Some Thoughts on the Craft of the Wise
How do you know when someone is one of the Wise?
My friend grew up speaking Polish with his immigrant grandmother. When, as an adult, he visited Poland, he wondered if people would be able to understand him.
Oh, they understood him, all right. They also laughed hysterically whenever he said anything.
He was speaking Hillbilly Polish.
My friend, a successful professional with a PhD, laughed as he told me about this.
“I never knew we were hicks,” he said, proudly.
I learned Old Norse from a man named Anatoly Lieberman, one of the most brilliant linguists that I've ever met. Born in the USSR, he spoke—not read, but spoke—seventeen different languages, both ancient and modern. He came to America because no Soviet university would hire him, so deeply-entrenched is the anti-Semitism of Russian culture.
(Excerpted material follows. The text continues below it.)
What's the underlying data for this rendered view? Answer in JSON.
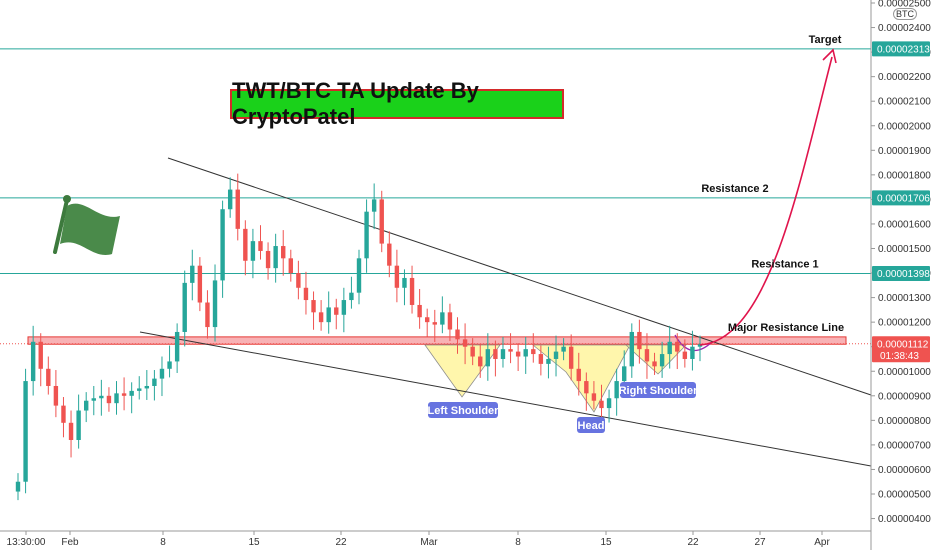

He once told me that the quickest way to get a laugh out of a Russian audience is to say something in Ukrainian.
To the Russian ear, Ukrainian sounds like Hick Russian.
To the English-hearing ear, there's something slurred and lazy-sounding about the Slavic languages, as if the speaker can't quite be bothered to enunciate clearly. To my American ear, at least, Russian—with its broad spectrum of rubbery palatalized sounds—always sounds like English played backwards.
It's easy to make assumptions about other people based on how they sound to us.
It's rarely wise to do so.
When you meet someone who is absolutely confident that they've got everything figured out, you can be virtually certain—regardless of what they may call themselves—that you're not speaking with one of the Wise.